Per lei insomma, questa è una manovra datata e antiquata nella forma e nella sostanza.

«Indubbiamente. Questa Finanziaria ha due anime: la prima è quella, classica della sinistra, che trasferisce allo Stato, o comunque alla mano pubblica, risorse per finanziarie lo sviluppo e promuovere una maggiore equità sociale. La seconda anima è quella riformista, che crede nel mercato ed è, in un certo senso, liberalizzatrice. Ebbene, questa volta, hanno clamorosamente fallito entrambe».

Fallito in che senso?

«Da che mondo è mondo, i governi di sinistra hanno sempre cercato di finanziarie lo sviluppo con l’aumento del deficit. Questa volta, invece, il governo Prodi ha fatto ricorso alla leva fiscale aumentando le tasse. Il che è un vero proprio paradosso. Un paradosso che sta ora venendo al pettine e che rischia seriamente di travolgerlo».

Lei ha comunque parlato di un duplice fallimento...

«Certo.

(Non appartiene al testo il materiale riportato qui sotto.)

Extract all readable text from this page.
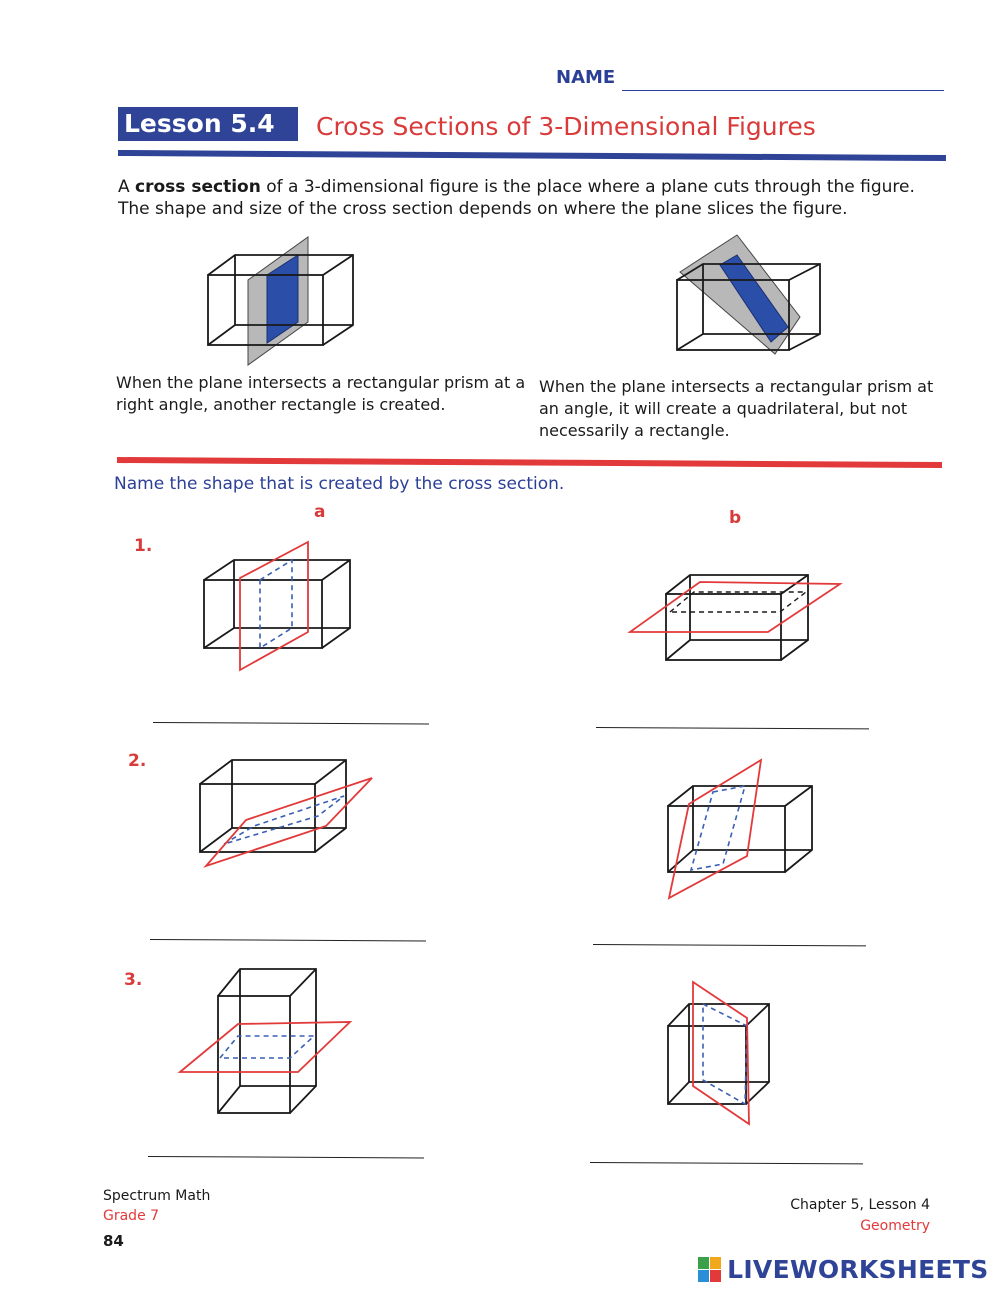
NAME
Lesson 5.4	Cross Sections of 3-Dimensional Figures
A cross section of a 3-dimensional figure is the place where a plane cuts through the figure. The shape and size of the cross section depends on where the plane slices the figure.
When the plane intersects a rectangular prism at a right angle, another rectangle is created.
When the plane intersects a rectangular prism at an angle, it will create a quadrilateral, but not necessarily a rectangle.
Name the shape that is created by the cross section.
a	b
1.
2.
3.
Spectrum Math
Grade 7
84
Chapter 5, Lesson 4
Geometry
LIVEWORKSHEETS
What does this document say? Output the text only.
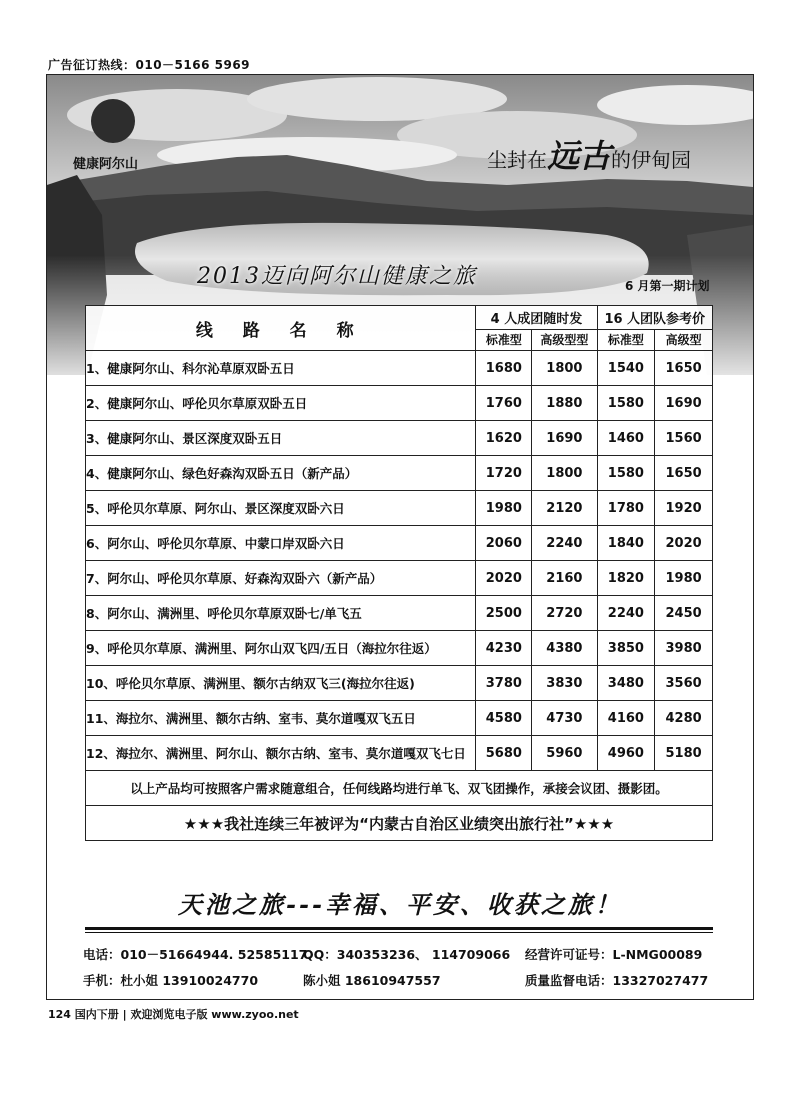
广告征订热线：010－5166 5969
健康阿尔山	尘封在远古的伊甸园
2013迈向阿尔山健康之旅	6 月第一期计划
线 路 名 称	4 人成团随时发		16 人团队参考价	
	标准型	高级型型	标准型	高级型
1、健康阿尔山、科尔沁草原双卧五日	1680	1800	1540	1650
2、健康阿尔山、呼伦贝尔草原双卧五日	1760	1880	1580	1690
3、健康阿尔山、景区深度双卧五日	1620	1690	1460	1560
4、健康阿尔山、绿色好森沟双卧五日（新产品）	1720	1800	1580	1650
5、呼伦贝尔草原、阿尔山、景区深度双卧六日	1980	2120	1780	1920
6、阿尔山、呼伦贝尔草原、中蒙口岸双卧六日	2060	2240	1840	2020
7、阿尔山、呼伦贝尔草原、好森沟双卧六（新产品）	2020	2160	1820	1980
8、阿尔山、满洲里、呼伦贝尔草原双卧七/单飞五	2500	2720	2240	2450
9、呼伦贝尔草原、满洲里、阿尔山双飞四/五日（海拉尔往返）	4230	4380	3850	3980
10、呼伦贝尔草原、满洲里、额尔古纳双飞三(海拉尔往返)	3780	3830	3480	3560
11、海拉尔、满洲里、额尔古纳、室韦、莫尔道嘎双飞五日	4580	4730	4160	4280
12、海拉尔、满洲里、阿尔山、额尔古纳、室韦、莫尔道嘎双飞七日	5680	5960	4960	5180
以上产品均可按照客户需求随意组合，任何线路均进行单飞、双飞团操作，承接会议团、摄影团。				
★★★我社连续三年被评为“内蒙古自治区业绩突出旅行社”★★★				
天池之旅---幸福、平安、收获之旅！
电话：010－51664944. 52585117.
QQ：340353236、 114709066 经营许可证号：L-NMG00089
手机：杜小姐 13910024770	陈小姐 18610947557	质量监督电话：13327027477
124 国内下册 | 欢迎浏览电子版 www.zyoo.net
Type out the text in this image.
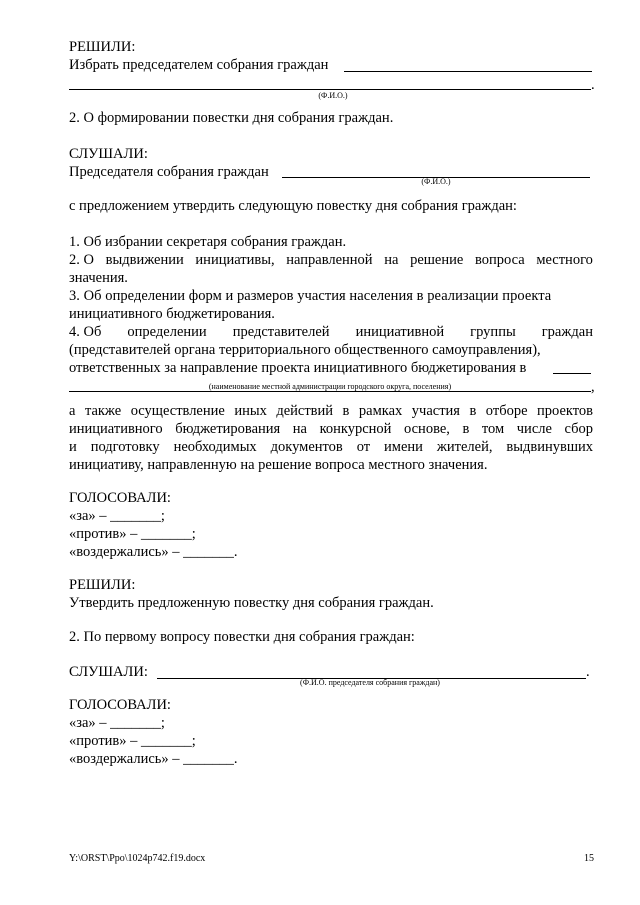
РЕШИЛИ:
Избрать председателем собрания граждан
.
(Ф.И.О.)
2. О формировании повестки дня собрания граждан.
СЛУШАЛИ:
Председателя собрания граждан
(Ф.И.О.)
с предложением утвердить следующую повестку дня собрания граждан:
1. Об избрании секретаря собрания граждан.
2. О выдвижении инициативы, направленной на решение вопроса местного
значения.
3. Об определении форм и размеров участия населения в реализации проекта
инициативного бюджетирования.
4. Об определении представителей инициативной группы граждан
(представителей органа территориального общественного самоуправления),
ответственных за направление проекта инициативного бюджетирования в
,
(наименование местной администрации городского округа, поселения)
а также осуществление иных действий в рамках участия в отборе проектов
инициативного бюджетирования на конкурсной основе, в том числе сбор
и подготовку необходимых документов от имени жителей, выдвинувших
инициативу, направленную на решение вопроса местного значения.
ГОЛОСОВАЛИ:
«за» – _______;
«против» – _______;
«воздержались» – _______.
РЕШИЛИ:
Утвердить предложенную повестку дня собрания граждан.
2. По первому вопросу повестки дня собрания граждан:
СЛУШАЛИ:	.
(Ф.И.О. председателя собрания граждан)
ГОЛОСОВАЛИ:
«за» – _______;
«против» – _______;
«воздержались» – _______.
Y:\ORST\Ppo\1024p742.f19.docx	15
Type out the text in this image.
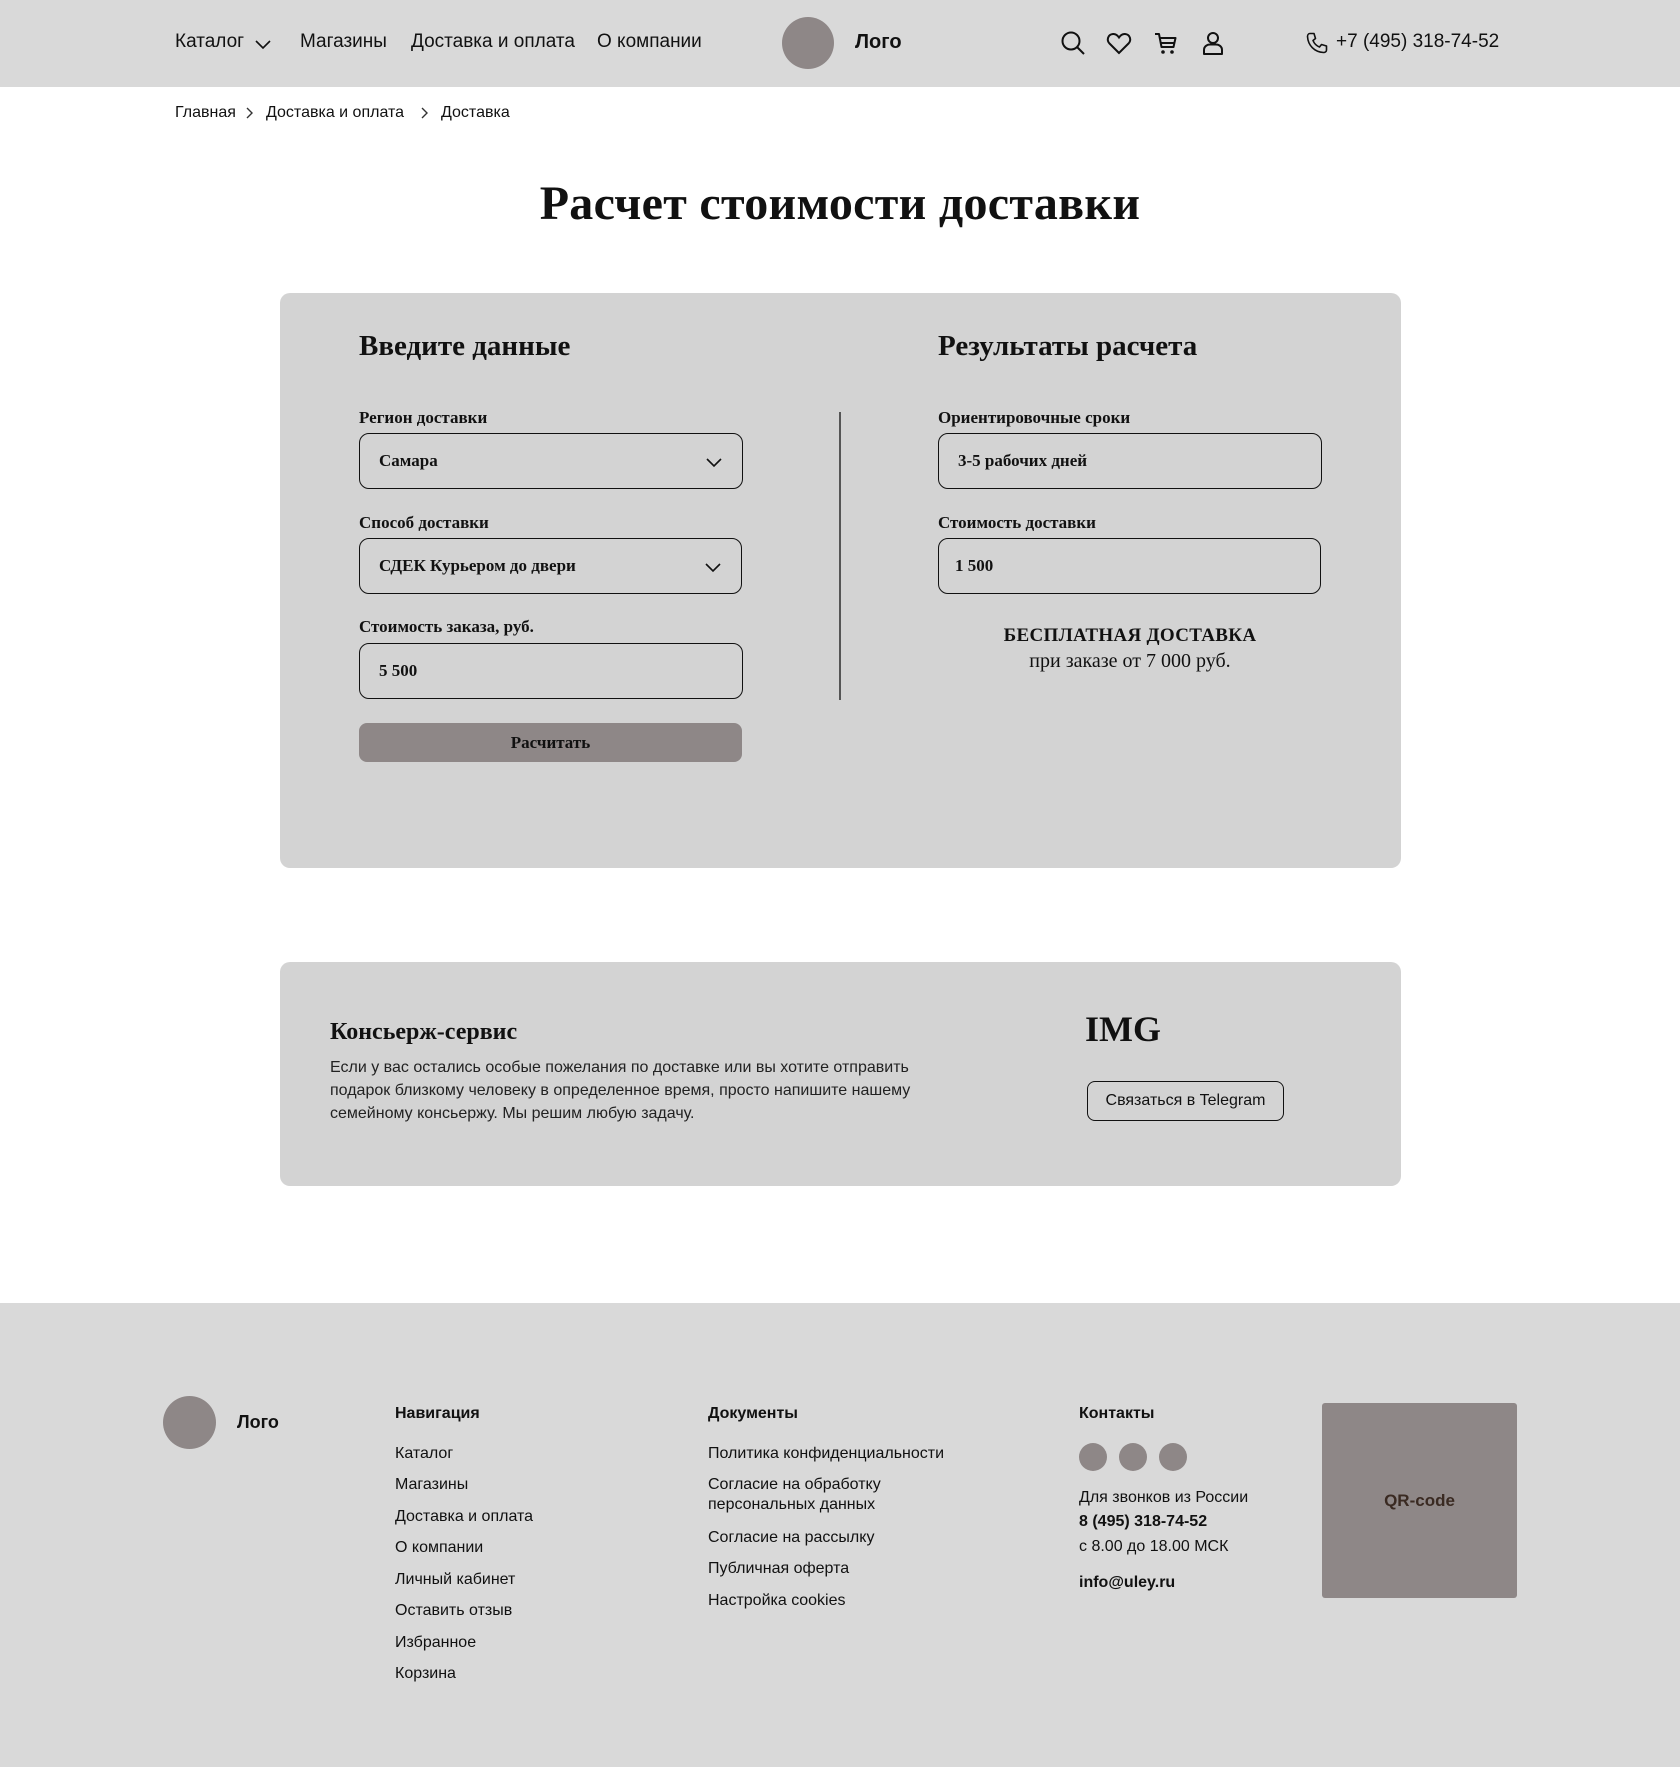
Каталог	Магазины Доставка и оплата О компании	Лого	+7 (495) 318-74-52
Главная Доставка и оплата Доставка
Расчет стоимости доставки
Введите данные
Регион доставки
Самара
Способ доставки
СДЕК Курьером до двери
Стоимость заказа, руб.
5 500
Расчитать
Результаты расчета
Ориентировочные сроки
3-5 рабочих дней
Стоимость доставки
1 500
БЕСПЛАТНАЯ ДОСТАВКА
при заказе от 7 000 руб.
Консьерж-сервис

Если у вас остались особые пожелания по доставке или вы хотите отправить подарок близкому человеку в определенное время, просто напишите нашему семейному консьержу. Мы решим любую задачу.

IMG
Связаться в Telegram
Лого	Навигация
Каталог
Магазины
Доставка и оплата
О компании
Личный кабинет
Оставить отзыв
Избранное
Корзина
Документы
Политика конфиденциальности
Согласие на обработку
персональных данных
Согласие на рассылку
Публичная оферта
Настройка cookies
Контакты
Для звонков из России
8 (495) 318-74-52
с 8.00 до 18.00 МСК
info@uley.ru
QR-code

Anche la via riformista si è rivelata un disastro. Hanno voluto liberalizzare, ma non hanno la cultura, le tradizioni, la storia e le competenze necessarie per fare questo tipo di riforme. La vicenda dei tassisti è emblematica: prima hanno voluto legiferare in un settore, quello del trasporto locale, che non è di competenza del governo, ma degli enti locali. Poi hanno dovuto consentire all’aumento delle tariffe per compensare quello delle licenze e tacitare le proteste dei tassisti. Fatta in nome degli interessi dei consumatori la liberalizzazione si è rivelata punitiva e vessatoria proprio nei confronti di questi ultimi. Se continuano così alle prossime elezioni la Cdl vincerà sicuramente con una maggioranza bulgara».